Asylum seekers pouring into Ireland from UK, says minister

Helen McEntee, the justice minister, described the increase in migrants as a 'challenge'
Helen McEntee, the justice minister, described the increase in migrants as a 'challenge' - LIAM McBURNEY/PA WIRE

More than 80 per cent of asylum seekers in Ireland cross into the country from the UK, an Irish government minister has said.

Tensions over immigration have risen in Ireland amid an increase in migrant arrivals and an acute housing crisis that has forced some asylum seekers to sleep in tents.

Migrants and refugees were crossing the border with Northern Ireland, Helen McEntee, the justice minister, told an Irish Parliament scrutiny committee.

“This is the challenge that we have, that we have advocated for an open border on this island,” she said. “It is absolutely a challenge.”

As she gave evidence on Ireland’s decision to opt into new EU asylum rules that aim to speed up migrant returns, the minister added: “I would say it’s higher than 80 per cent.”

The UK and Ireland share a Common Travel Area, which predates both countries’ membership of the EU.

Infrastructure on the border between the Republic and Northern Ireland has gradually been dismantled since the Good Friday Agreement more than 25 years ago.

During the Brexit negotiations, Dublin insisted that the border on the island of Ireland be kept “invisible”, without infrastructure such as checkpoints. It argued this would protect the peace process and safeguard Ireland’s place in the EU’s Single Market. Brexiteers accused Dublin of “weaponising” the border.

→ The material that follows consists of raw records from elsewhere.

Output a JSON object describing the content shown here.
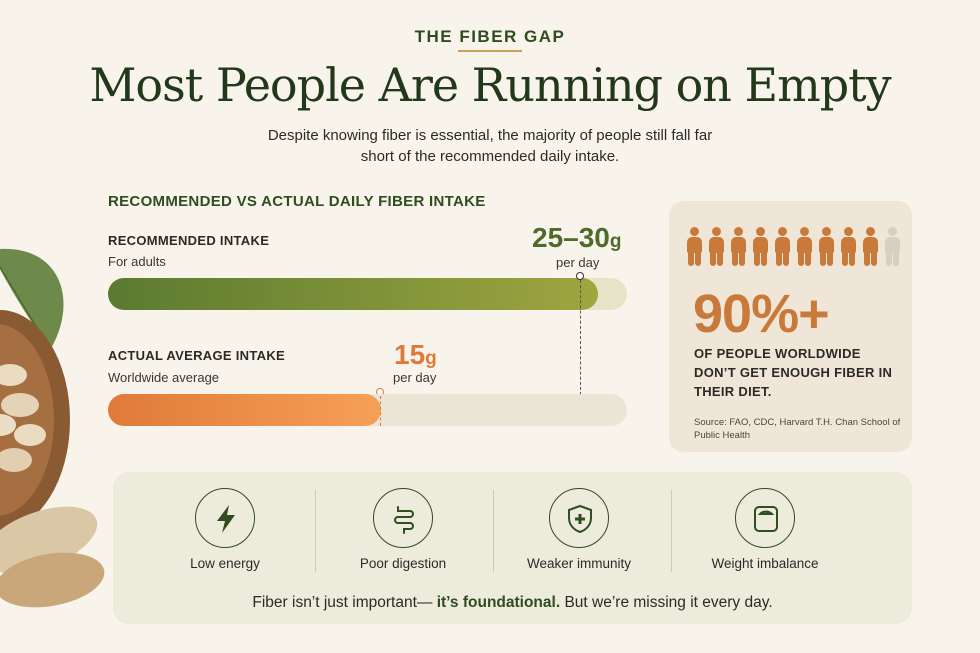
{
  "header": {
    "eyebrow": "THE FIBER GAP",
    "title": "Most People Are Running on Empty",
    "subtitle": "Despite knowing fiber is essential, the majority of people still fall far short of the recommended daily intake."
  },
  "intake": {
    "section_title": "RECOMMENDED VS ACTUAL DAILY FIBER INTAKE",
    "recommended": {
      "label": "RECOMMENDED INTAKE",
      "sublabel": "For adults",
      "value": "25–30",
      "unit": "g",
      "per": "per day"
    },
    "actual": {
      "label": "ACTUAL AVERAGE INTAKE",
      "sublabel": "Worldwide average",
      "value": "15",
      "unit": "g",
      "per": "per day"
    }
  },
  "stat": {
    "people_total": 10,
    "people_highlighted": 9,
    "value": "90%+",
    "text": "OF PEOPLE WORLDWIDE DON’T GET ENOUGH FIBER IN THEIR DIET.",
    "source": "Source: FAO, CDC, Harvard T.H. Chan School of Public Health"
  },
  "effects": [
    {
      "label": "Low energy",
      "icon": "lightning-bolt-icon"
    },
    {
      "label": "Poor digestion",
      "icon": "intestine-icon"
    },
    {
      "label": "Weaker immunity",
      "icon": "shield-plus-icon"
    },
    {
      "label": "Weight imbalance",
      "icon": "scale-icon"
    }
  ],
  "tagline": {
    "before": "Fiber isn’t just important— ",
    "emphasis": "it’s foundational.",
    "after": " But we’re missing it every day."
  },
  "colors": {
    "green": "#2f4d1f",
    "orange": "#c97a3a"
  }
}
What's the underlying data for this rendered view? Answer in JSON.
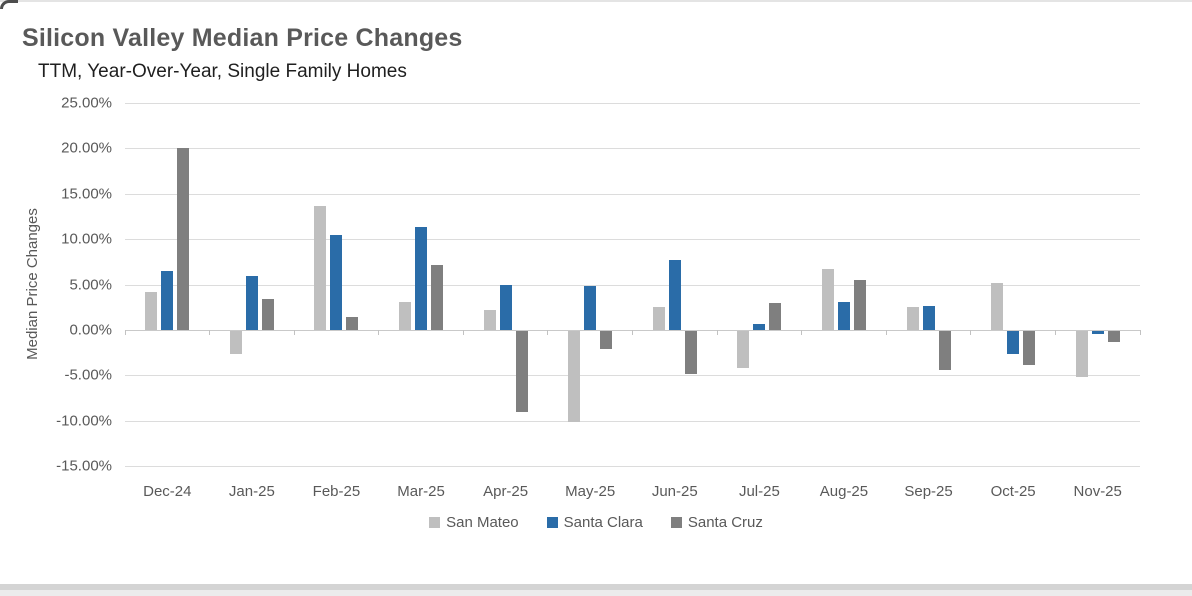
{
  "chart_data": {
    "type": "bar",
    "title": "Silicon Valley Median Price Changes",
    "subtitle": "TTM, Year-Over-Year, Single Family Homes",
    "ylabel": "Median Price Changes",
    "xlabel": "",
    "categories": [
      "Dec-24",
      "Jan-25",
      "Feb-25",
      "Mar-25",
      "Apr-25",
      "May-25",
      "Jun-25",
      "Jul-25",
      "Aug-25",
      "Sep-25",
      "Oct-25",
      "Nov-25"
    ],
    "series": [
      {
        "name": "San Mateo",
        "color": "#bfbfbf",
        "values": [
          4.2,
          -2.6,
          13.7,
          3.1,
          2.2,
          -10.0,
          2.5,
          -4.1,
          6.7,
          2.5,
          5.2,
          -5.1
        ]
      },
      {
        "name": "Santa Clara",
        "color": "#2a6ca8",
        "values": [
          6.5,
          5.9,
          10.4,
          11.3,
          5.0,
          4.8,
          7.7,
          0.7,
          3.1,
          2.6,
          -2.5,
          -0.3
        ]
      },
      {
        "name": "Santa Cruz",
        "color": "#7f7f7f",
        "values": [
          20.0,
          3.4,
          1.4,
          7.1,
          -8.9,
          -2.0,
          -4.7,
          3.0,
          5.5,
          -4.3,
          -3.8,
          -1.2
        ]
      }
    ],
    "ylim": [
      -15,
      25
    ],
    "ytick_step": 5,
    "ytick_format": "0.00%",
    "grid": true,
    "legend_position": "bottom"
  },
  "colors": {
    "title_text": "#595959",
    "subtitle_text": "#1f1f1f",
    "tick_text": "#595959",
    "gridline": "#dcdcdc",
    "axis_line": "#c9c9c9",
    "background": "#ffffff"
  }
}
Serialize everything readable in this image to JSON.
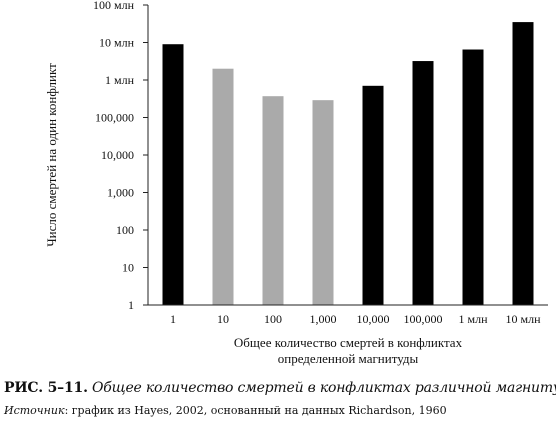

The UK and EU eventually agreed to create an Irish Sea border for British goods and animals entering Northern Ireland to prevent a hard Irish border. Northern Ireland continues to follow hundreds of EU rules as part of the agreement, which enraged some Unionists.

The Irish Times reported a Department of Justice source as saying it was difficult to be exact about the numbers crossing into Ireland from Northern Ireland.

The source said more than 80 per cent of asylum claims were made at the International Protection Office in Dublin, without an application being first made at a port or airport.

The Irish Government believes that almost all those people have arrived from the UK. A significant number are thought to be Nigerians, and there has been a spike in asylum claims from Nigeria.

There is a returns agreement with the UK, which would allow Ireland to return migrants with refugee status in Britain.

Last month, Ireland’s High Court ruled that a decision by the Irish government to list the UK as a “safe country” to return asylum seekers to was unlawful. A judge found that Ms McEntee had exceeded her powers in designating the UK as a safe country after Brexit took legal effect.

She is now bringing forward legislation to remedy the deadlock, which comes amid controversy over the UK’s Rwanda plan. In 2022, the Irish government blamed the Rwanda plan for a surge in the numbers of migrants arriving in Ireland.

In October, Leo Varadkar, who was the prime minister at the time, warned that Ireland had reached the limit of support it could offer to refugees.

Dublin moved to tighten its rules after Mr Varadkar claimed Ireland made a “better offering” to migrants than countries such as the UK.

There were anti-immigration riots in Dublin in November, and asylum seeker centres in Ireland have been targeted with arson attacks.

Ireland, a country of about five million people that welcomed more than 100,000 Ukrainian refugees after Vladimir Putin’s illegal invasion.

Data released last year showed that there were 13,651 non-Ukranian applications for international protection in Ireland in 2022 – a 186 per cent increase from 2019, the last comparable year before the pandemic.